Their first single, “Statuses”, was a self produced affair and released on Reflex Records in 1981. Their touring brought them to the attention of such punk artists as Jello Biafra and Black Flagg’s Greg Ginn who spread the word about the new band.
In January 1982, the released the live album Land Speed Record and, the next year, their studio debut, Everything Falls Apart, both on Reflex. As their popularity grew, Ginn once again got involved by signing them to his SST Records.
In October 1983, they released the EP Metal Circus, which added more melody to their punk rock style and drew a new audience from colleges who made Hart’s “Diane” and underground radio hit. They followed with the concept album Zen Arcade which became their first to hit the national charts, reaching 11 on the U.K. Indie Albums.
Over the next two years, they would release four more studio albums, including two for Warner Brothers, with each reaching a greater audience topped by Warehouse: Songs and Stories (1987 / #117), but tensions in the band between Mould and Hart, which had been a problem for years, grew to the point that, during the tour in support of Warehouse, Hart quit the band.
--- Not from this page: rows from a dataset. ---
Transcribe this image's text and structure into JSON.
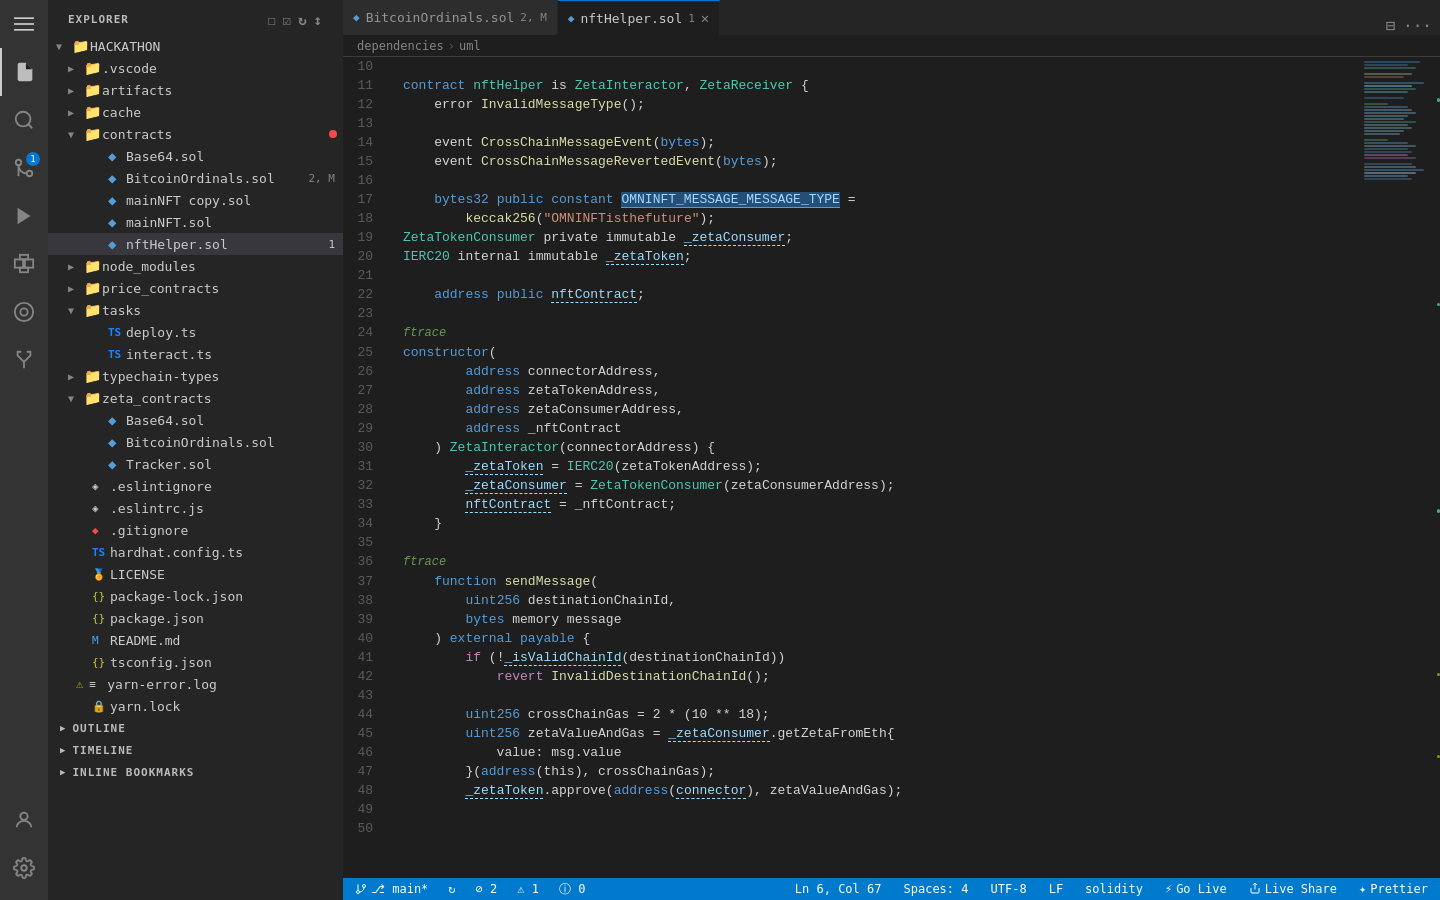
{
  "activityBar": {
    "icons": [
      {
        "name": "menu-icon",
        "symbol": "☰",
        "active": false
      },
      {
        "name": "explorer-icon",
        "symbol": "📄",
        "active": true,
        "label": "Explorer"
      },
      {
        "name": "search-icon",
        "symbol": "🔍",
        "active": false,
        "label": "Search"
      },
      {
        "name": "source-control-icon",
        "symbol": "⑂",
        "active": false,
        "label": "Source Control",
        "badge": "1"
      },
      {
        "name": "run-icon",
        "symbol": "▷",
        "active": false,
        "label": "Run"
      },
      {
        "name": "extensions-icon",
        "symbol": "⊞",
        "active": false,
        "label": "Extensions"
      },
      {
        "name": "remote-icon",
        "symbol": "⊙",
        "active": false,
        "label": "Remote"
      },
      {
        "name": "testing-icon",
        "symbol": "⚗",
        "active": false,
        "label": "Testing"
      }
    ],
    "bottomIcons": [
      {
        "name": "account-icon",
        "symbol": "👤",
        "label": "Account"
      },
      {
        "name": "settings-icon",
        "symbol": "⚙",
        "label": "Settings"
      }
    ]
  },
  "sidebar": {
    "header": "EXPLORER",
    "headerActions": [
      "new-file",
      "new-folder",
      "refresh",
      "collapse"
    ],
    "rootFolder": "HACKATHON",
    "tree": [
      {
        "type": "folder",
        "label": ".vscode",
        "depth": 1,
        "collapsed": true
      },
      {
        "type": "folder",
        "label": "artifacts",
        "depth": 1,
        "collapsed": true
      },
      {
        "type": "folder",
        "label": "cache",
        "depth": 1,
        "collapsed": true
      },
      {
        "type": "folder",
        "label": "contracts",
        "depth": 1,
        "collapsed": false,
        "hasDot": true
      },
      {
        "type": "file",
        "label": "Base64.sol",
        "depth": 2,
        "icon": "sol",
        "color": "#569cd6"
      },
      {
        "type": "file",
        "label": "BitcoinOrdinals.sol",
        "depth": 2,
        "icon": "sol",
        "color": "#569cd6",
        "count": "2, M"
      },
      {
        "type": "file",
        "label": "mainNFT copy.sol",
        "depth": 2,
        "icon": "sol",
        "color": "#569cd6"
      },
      {
        "type": "file",
        "label": "mainNFT.sol",
        "depth": 2,
        "icon": "sol",
        "color": "#569cd6"
      },
      {
        "type": "file",
        "label": "nftHelper.sol",
        "depth": 2,
        "icon": "sol",
        "color": "#569cd6",
        "active": true,
        "count": "1"
      },
      {
        "type": "folder",
        "label": "node_modules",
        "depth": 1,
        "collapsed": true
      },
      {
        "type": "folder",
        "label": "price_contracts",
        "depth": 1,
        "collapsed": true
      },
      {
        "type": "folder",
        "label": "tasks",
        "depth": 1,
        "collapsed": false
      },
      {
        "type": "file",
        "label": "deploy.ts",
        "depth": 2,
        "icon": "ts",
        "color": "#1a85ff"
      },
      {
        "type": "file",
        "label": "interact.ts",
        "depth": 2,
        "icon": "ts",
        "color": "#1a85ff"
      },
      {
        "type": "folder",
        "label": "typechain-types",
        "depth": 1,
        "collapsed": true
      },
      {
        "type": "folder",
        "label": "zeta_contracts",
        "depth": 1,
        "collapsed": false
      },
      {
        "type": "file",
        "label": "Base64.sol",
        "depth": 2,
        "icon": "sol",
        "color": "#569cd6"
      },
      {
        "type": "file",
        "label": "BitcoinOrdinals.sol",
        "depth": 2,
        "icon": "sol",
        "color": "#569cd6"
      },
      {
        "type": "file",
        "label": "Tracker.sol",
        "depth": 2,
        "icon": "sol",
        "color": "#569cd6"
      },
      {
        "type": "file",
        "label": ".eslintignore",
        "depth": 1,
        "icon": "eslint",
        "color": "#cccccc"
      },
      {
        "type": "file",
        "label": ".eslintrc.js",
        "depth": 1,
        "icon": "eslint",
        "color": "#cccccc"
      },
      {
        "type": "file",
        "label": ".gitignore",
        "depth": 1,
        "icon": "git",
        "color": "#cccccc"
      },
      {
        "type": "file",
        "label": "hardhat.config.ts",
        "depth": 1,
        "icon": "ts",
        "color": "#1a85ff"
      },
      {
        "type": "file",
        "label": "LICENSE",
        "depth": 1,
        "icon": "lic",
        "color": "#cccccc"
      },
      {
        "type": "file",
        "label": "package-lock.json",
        "depth": 1,
        "icon": "json",
        "color": "#cbcb41"
      },
      {
        "type": "file",
        "label": "package.json",
        "depth": 1,
        "icon": "json",
        "color": "#cbcb41"
      },
      {
        "type": "file",
        "label": "README.md",
        "depth": 1,
        "icon": "md",
        "color": "#42a5f5"
      },
      {
        "type": "file",
        "label": "tsconfig.json",
        "depth": 1,
        "icon": "json",
        "color": "#cbcb41"
      },
      {
        "type": "file",
        "label": "yarn-error.log",
        "depth": 1,
        "icon": "log",
        "color": "#cccccc",
        "warn": true
      },
      {
        "type": "file",
        "label": "yarn.lock",
        "depth": 1,
        "icon": "yarn",
        "color": "#cccccc"
      }
    ],
    "outlineLabel": "OUTLINE",
    "timelineLabel": "TIMELINE",
    "bookmarksLabel": "INLINE BOOKMARKS"
  },
  "tabs": [
    {
      "label": "BitcoinOrdinals.sol",
      "indicator": "2, M",
      "active": false,
      "hasDot": true
    },
    {
      "label": "nftHelper.sol",
      "indicator": "1",
      "active": true,
      "hasClose": true
    }
  ],
  "breadcrumb": [
    "dependencies",
    "uml"
  ],
  "editor": {
    "filename": "nftHelper.sol",
    "lines": [
      {
        "num": 10,
        "content": ""
      },
      {
        "num": 11,
        "tokens": [
          {
            "t": "kw",
            "v": "contract "
          },
          {
            "t": "tp",
            "v": "nftHelper"
          },
          {
            "t": "plain",
            "v": " is "
          },
          {
            "t": "tp",
            "v": "ZetaInteractor"
          },
          {
            "t": "plain",
            "v": ", "
          },
          {
            "t": "tp",
            "v": "ZetaReceiver"
          },
          {
            "t": "plain",
            "v": " {"
          }
        ]
      },
      {
        "num": 12,
        "tokens": [
          {
            "t": "plain",
            "v": "    error "
          },
          {
            "t": "fn",
            "v": "InvalidMessageType"
          },
          {
            "t": "plain",
            "v": "();"
          }
        ]
      },
      {
        "num": 13,
        "content": ""
      },
      {
        "num": 14,
        "tokens": [
          {
            "t": "plain",
            "v": "    event "
          },
          {
            "t": "fn",
            "v": "CrossChainMessageEvent"
          },
          {
            "t": "plain",
            "v": "("
          },
          {
            "t": "kw",
            "v": "bytes"
          },
          {
            "t": "plain",
            "v": ");"
          }
        ]
      },
      {
        "num": 15,
        "tokens": [
          {
            "t": "plain",
            "v": "    event "
          },
          {
            "t": "fn",
            "v": "CrossChainMessageRevertedEvent"
          },
          {
            "t": "plain",
            "v": "("
          },
          {
            "t": "kw",
            "v": "bytes"
          },
          {
            "t": "plain",
            "v": ");"
          }
        ]
      },
      {
        "num": 16,
        "content": ""
      },
      {
        "num": 17,
        "tokens": [
          {
            "t": "plain",
            "v": "    "
          },
          {
            "t": "kw",
            "v": "bytes32 public constant "
          },
          {
            "t": "vr",
            "v": "OMNINFT_MESSAGE_MESSAGE_TYPE",
            "hl": true
          },
          {
            "t": "plain",
            "v": " ="
          }
        ]
      },
      {
        "num": 18,
        "tokens": [
          {
            "t": "plain",
            "v": "        "
          },
          {
            "t": "fn",
            "v": "keccak256"
          },
          {
            "t": "plain",
            "v": "("
          },
          {
            "t": "str",
            "v": "\"OMNINFTisthefuture\""
          },
          {
            "t": "plain",
            "v": ");"
          }
        ]
      },
      {
        "num": 19,
        "tokens": [
          {
            "t": "tp",
            "v": "ZetaTokenConsumer"
          },
          {
            "t": "plain",
            "v": " private immutable "
          },
          {
            "t": "vr",
            "v": "_zetaConsumer",
            "hl-dash": true
          },
          {
            "t": "plain",
            "v": ";"
          }
        ]
      },
      {
        "num": 20,
        "tokens": [
          {
            "t": "tp",
            "v": "IERC20"
          },
          {
            "t": "plain",
            "v": " internal immutable "
          },
          {
            "t": "vr",
            "v": "_zetaToken",
            "hl-dash": true
          },
          {
            "t": "plain",
            "v": ";"
          }
        ]
      },
      {
        "num": 21,
        "content": ""
      },
      {
        "num": 22,
        "tokens": [
          {
            "t": "plain",
            "v": "    "
          },
          {
            "t": "kw",
            "v": "address"
          },
          {
            "t": "plain",
            "v": " "
          },
          {
            "t": "kw",
            "v": "public"
          },
          {
            "t": "plain",
            "v": " "
          },
          {
            "t": "vr",
            "v": "nftContract",
            "hl-dash": true
          },
          {
            "t": "plain",
            "v": ";"
          }
        ]
      },
      {
        "num": 23,
        "content": ""
      },
      {
        "num": 24,
        "comment": "ftrace"
      },
      {
        "num": 25,
        "tokens": [
          {
            "t": "kw",
            "v": "constructor"
          },
          {
            "t": "plain",
            "v": "("
          }
        ]
      },
      {
        "num": 26,
        "tokens": [
          {
            "t": "plain",
            "v": "        "
          },
          {
            "t": "kw",
            "v": "address"
          },
          {
            "t": "plain",
            "v": " connectorAddress,"
          }
        ]
      },
      {
        "num": 27,
        "tokens": [
          {
            "t": "plain",
            "v": "        "
          },
          {
            "t": "kw",
            "v": "address"
          },
          {
            "t": "plain",
            "v": " zetaTokenAddress,"
          }
        ]
      },
      {
        "num": 28,
        "tokens": [
          {
            "t": "plain",
            "v": "        "
          },
          {
            "t": "kw",
            "v": "address"
          },
          {
            "t": "plain",
            "v": " zetaConsumerAddress,"
          }
        ]
      },
      {
        "num": 29,
        "tokens": [
          {
            "t": "plain",
            "v": "        "
          },
          {
            "t": "kw",
            "v": "address"
          },
          {
            "t": "plain",
            "v": " _nftContract"
          }
        ]
      },
      {
        "num": 30,
        "tokens": [
          {
            "t": "plain",
            "v": "    ) "
          },
          {
            "t": "tp",
            "v": "ZetaInteractor"
          },
          {
            "t": "plain",
            "v": "(connectorAddress) {"
          }
        ]
      },
      {
        "num": 31,
        "tokens": [
          {
            "t": "plain",
            "v": "        "
          },
          {
            "t": "vr",
            "v": "_zetaToken",
            "hl-dash": true
          },
          {
            "t": "plain",
            "v": " = "
          },
          {
            "t": "tp",
            "v": "IERC20"
          },
          {
            "t": "plain",
            "v": "(zetaTokenAddress);"
          }
        ]
      },
      {
        "num": 32,
        "tokens": [
          {
            "t": "plain",
            "v": "        "
          },
          {
            "t": "vr",
            "v": "_zetaConsumer",
            "hl-dash": true
          },
          {
            "t": "plain",
            "v": " = "
          },
          {
            "t": "tp",
            "v": "ZetaTokenConsumer"
          },
          {
            "t": "plain",
            "v": "(zetaConsumerAddress);"
          }
        ]
      },
      {
        "num": 33,
        "tokens": [
          {
            "t": "plain",
            "v": "        "
          },
          {
            "t": "vr",
            "v": "nftContract",
            "hl-dash": true
          },
          {
            "t": "plain",
            "v": " = _nftContract;"
          }
        ]
      },
      {
        "num": 34,
        "tokens": [
          {
            "t": "plain",
            "v": "    }"
          }
        ]
      },
      {
        "num": 35,
        "content": ""
      },
      {
        "num": 36,
        "comment": "ftrace"
      },
      {
        "num": 37,
        "tokens": [
          {
            "t": "plain",
            "v": "    "
          },
          {
            "t": "kw",
            "v": "function"
          },
          {
            "t": "plain",
            "v": " "
          },
          {
            "t": "fn",
            "v": "sendMessage"
          },
          {
            "t": "plain",
            "v": "("
          }
        ]
      },
      {
        "num": 38,
        "tokens": [
          {
            "t": "plain",
            "v": "        "
          },
          {
            "t": "kw",
            "v": "uint256"
          },
          {
            "t": "plain",
            "v": " destinationChainId,"
          }
        ]
      },
      {
        "num": 39,
        "tokens": [
          {
            "t": "plain",
            "v": "        "
          },
          {
            "t": "kw",
            "v": "bytes"
          },
          {
            "t": "plain",
            "v": " memory message"
          }
        ]
      },
      {
        "num": 40,
        "tokens": [
          {
            "t": "plain",
            "v": "    ) "
          },
          {
            "t": "kw",
            "v": "external"
          },
          {
            "t": "plain",
            "v": " "
          },
          {
            "t": "kw",
            "v": "payable"
          },
          {
            "t": "plain",
            "v": " {"
          }
        ]
      },
      {
        "num": 41,
        "tokens": [
          {
            "t": "plain",
            "v": "        "
          },
          {
            "t": "kw2",
            "v": "if"
          },
          {
            "t": "plain",
            "v": " (!"
          },
          {
            "t": "vr",
            "v": "_isValidChainId",
            "hl-dash": true
          },
          {
            "t": "plain",
            "v": "(destinationChainId))"
          }
        ]
      },
      {
        "num": 42,
        "tokens": [
          {
            "t": "plain",
            "v": "            "
          },
          {
            "t": "kw2",
            "v": "revert"
          },
          {
            "t": "plain",
            "v": " "
          },
          {
            "t": "fn",
            "v": "InvalidDestinationChainId"
          },
          {
            "t": "plain",
            "v": "();"
          }
        ]
      },
      {
        "num": 43,
        "content": ""
      },
      {
        "num": 44,
        "tokens": [
          {
            "t": "plain",
            "v": "        "
          },
          {
            "t": "kw",
            "v": "uint256"
          },
          {
            "t": "plain",
            "v": " crossChainGas = 2 * (10 ** 18);"
          }
        ]
      },
      {
        "num": 45,
        "tokens": [
          {
            "t": "plain",
            "v": "        "
          },
          {
            "t": "kw",
            "v": "uint256"
          },
          {
            "t": "plain",
            "v": " zetaValueAndGas = "
          },
          {
            "t": "vr",
            "v": "_zetaConsumer",
            "hl-dash": true
          },
          {
            "t": "plain",
            "v": ".getZetaFromEth{"
          }
        ]
      },
      {
        "num": 46,
        "tokens": [
          {
            "t": "plain",
            "v": "            value: msg.value"
          }
        ]
      },
      {
        "num": 47,
        "tokens": [
          {
            "t": "plain",
            "v": "        }("
          },
          {
            "t": "kw",
            "v": "address"
          },
          {
            "t": "plain",
            "v": "(this), crossChainGas);"
          }
        ]
      },
      {
        "num": 48,
        "tokens": [
          {
            "t": "plain",
            "v": "        "
          },
          {
            "t": "vr",
            "v": "_zetaToken",
            "hl-dash": true
          },
          {
            "t": "plain",
            "v": ".approve("
          },
          {
            "t": "kw",
            "v": "address"
          },
          {
            "t": "plain",
            "v": "("
          },
          {
            "t": "vr",
            "v": "connector",
            "hl-dash": true
          },
          {
            "t": "plain",
            "v": "), zetaValueAndGas);"
          }
        ]
      },
      {
        "num": 49,
        "content": ""
      },
      {
        "num": 50,
        "tokens": [
          {
            "t": "plain",
            "v": "        "
          }
        ]
      }
    ]
  },
  "statusBar": {
    "left": [
      {
        "icon": "branch-icon",
        "text": "⎇ main*"
      },
      {
        "icon": "sync-icon",
        "text": "↻"
      },
      {
        "icon": "error-icon",
        "text": "⊘ 2"
      },
      {
        "icon": "warn-icon",
        "text": "⚠ 1"
      },
      {
        "icon": "info-icon",
        "text": "ⓘ 0"
      }
    ],
    "right": [
      {
        "label": "Ln 6, Col 67"
      },
      {
        "label": "Spaces: 4"
      },
      {
        "label": "UTF-8"
      },
      {
        "label": "LF"
      },
      {
        "label": "solidity"
      },
      {
        "label": "Go Live"
      },
      {
        "label": "Live Share"
      }
    ]
  }
}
In 1988, Hart released his solo debut, the EP 2541 and followed with the album Intolerance (1989) and the EP All of My Senses (1990) before forming the band Nova Mob. The band released two LPs and an EP before breaking up.
Hart would go on to release three more solo studio albums including 2013’s The Argument. He and Mould reunited in 2005 for a benefit for Karl Mueller of Soul Asylum. Grant was also the subject of the 2013 documentary Every Everything: The Music, Life & Times of Grant Hart.
Grant made his last appearance in July at an all-star concert in his honor in Minneapolis.